The killer, Amir Yigal, a law student and Jewish extremist, was tried and given a life sentence. He was 25 at the time of Rabin's murder. Rabin was 73 when he died.
Shlaim, an Iraqi-born British Israeli historian, is emeritus professor of International Relations at the University of Oxford. Expanding his belief that "few political assassinations in history achieved their aim as fully as this one," Shlaim wrote in The Guardian: "Rabin's political legacy, in a nutshell, is that there is no purely military solution to the conflict between Israel and the Palestinians."
Rabin reached that conclusion after a long military and political career. Shlaim explains:
"When the first Palestinian intifada broke out in 1987, Rabin was defense minister in a national unity government led by the Likud. His initial order to the IDF was to "break the bones" of the demonstrators. Only gradually did it dawn on him that this was in essence a political conflict that could only be resolved by political means."
After Labor won the 1992 election, Rabin became prime minister. He worked to achieve what became "the Oslo accord of September 13, 1993 and the hesitant handshake with Yasser Arafat on the lawn of the White House."
The New Yorker called the assassination one of "history's most effective political murders."...
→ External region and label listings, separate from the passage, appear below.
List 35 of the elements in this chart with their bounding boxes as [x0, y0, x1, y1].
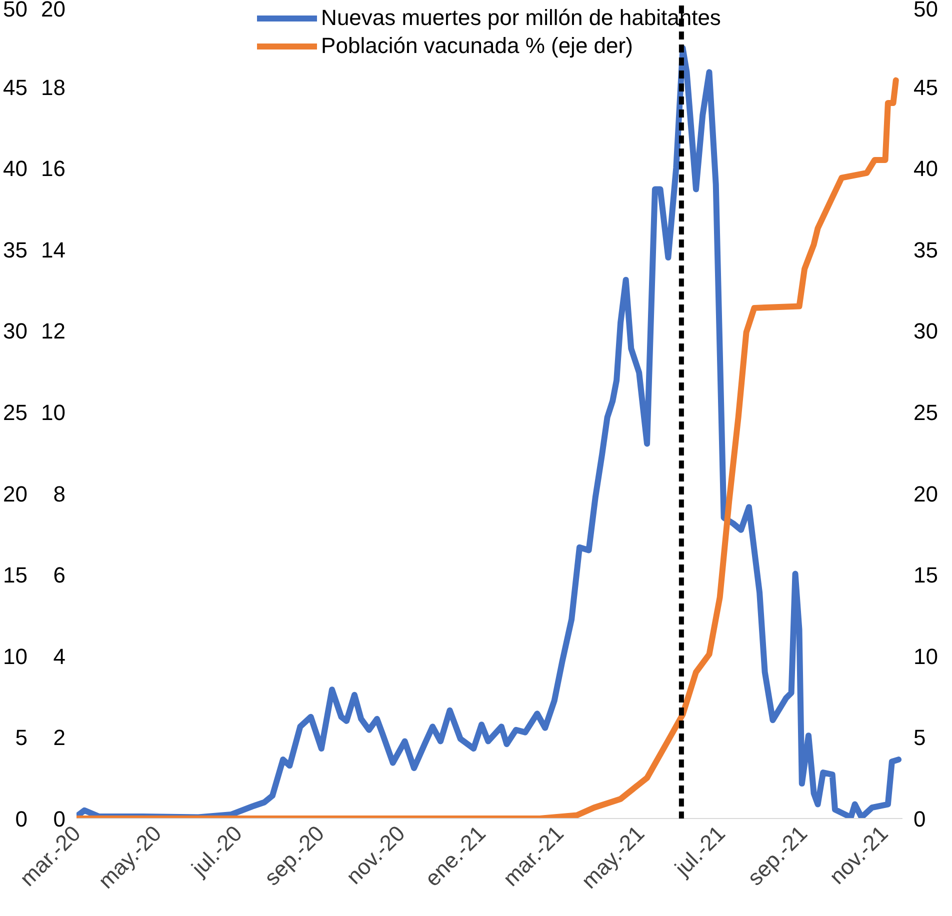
y3-tick-label: 0: [15, 806, 28, 832]
y2-tick-label: 25: [914, 400, 938, 425]
y3-tick-label: 10: [3, 644, 28, 669]
y2-tick-label: 10: [914, 644, 938, 669]
y-tick-label: 20: [41, 0, 66, 22]
y-tick-label: 2: [53, 725, 66, 750]
y3-tick-label: 35: [3, 237, 28, 262]
y2-tick-label: 35: [914, 237, 938, 262]
y3-tick-label: 5: [15, 725, 28, 750]
y-tick-label: 10: [41, 400, 66, 425]
y2-tick-label: 15: [914, 562, 938, 588]
y-tick-label: 6: [53, 562, 66, 588]
y2-tick-label: 5: [914, 725, 926, 750]
y3-tick-label: 25: [3, 400, 28, 425]
y-tick-label: 16: [41, 156, 66, 182]
y2-tick-label: 0: [914, 806, 926, 832]
y-tick-label: 4: [53, 644, 66, 669]
y2-tick-label: 45: [914, 74, 938, 100]
y3-tick-label: 45: [3, 74, 28, 100]
y2-tick-label: 50: [914, 0, 938, 22]
y-tick-label: 12: [41, 318, 66, 344]
y-tick-label: 8: [53, 481, 66, 506]
legend-label: Nuevas muertes por millón de habitantes: [321, 5, 721, 31]
y3-tick-label: 15: [3, 562, 28, 588]
legend-label: Población vacunada % (eje der): [321, 33, 633, 59]
y3-tick-label: 50: [3, 0, 28, 22]
y3-tick-label: 30: [3, 318, 28, 344]
y3-tick-label: 40: [3, 156, 28, 182]
y2-tick-label: 30: [914, 318, 938, 344]
y-tick-label: 18: [41, 74, 66, 100]
y3-tick-label: 20: [3, 481, 28, 506]
y-tick-label: 0: [53, 806, 66, 832]
y2-tick-label: 40: [914, 156, 938, 182]
y2-tick-label: 20: [914, 481, 938, 506]
y-tick-label: 14: [41, 237, 66, 262]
"Two years earlier, Rabin, setting aside a lifetime of enmity, appeared on the White House lawn with Yasir Arafat, the leader of the Palestine Liberation Organization and a former terrorist, to agree to a framework for limited Palestinian self-rule in the occupied territories; the next year, somewhat less painfully, he returned to the White House, with Jordan's King Hussein, to officially end a forty-six-year state of war.
"Within months of Rabin's death, Benjamin Netanyahu was the new Prime Minister and the prospects for a wider-ranging peace in the Middle East, which had seemed in Rabin's grasp, were dead, too. Twenty years later, Netanyahu is into his fourth term, and the kind of peace that Rabin envisaged seems more distant than ever."
Looking back, it is now apparent that Rabin's "hesitant handshake" launched an effort toward peace that demanded an Israeli leader like Rabin who truly wanted to achieve a lasting negotiated agreement.
Instead, Rabin's assassination led to the rise of successive right-wing Israeli governments that want nothing less than to have their own modern empire from the sea to the river.
The assassin of Rabin achieved his dark and destructive goal.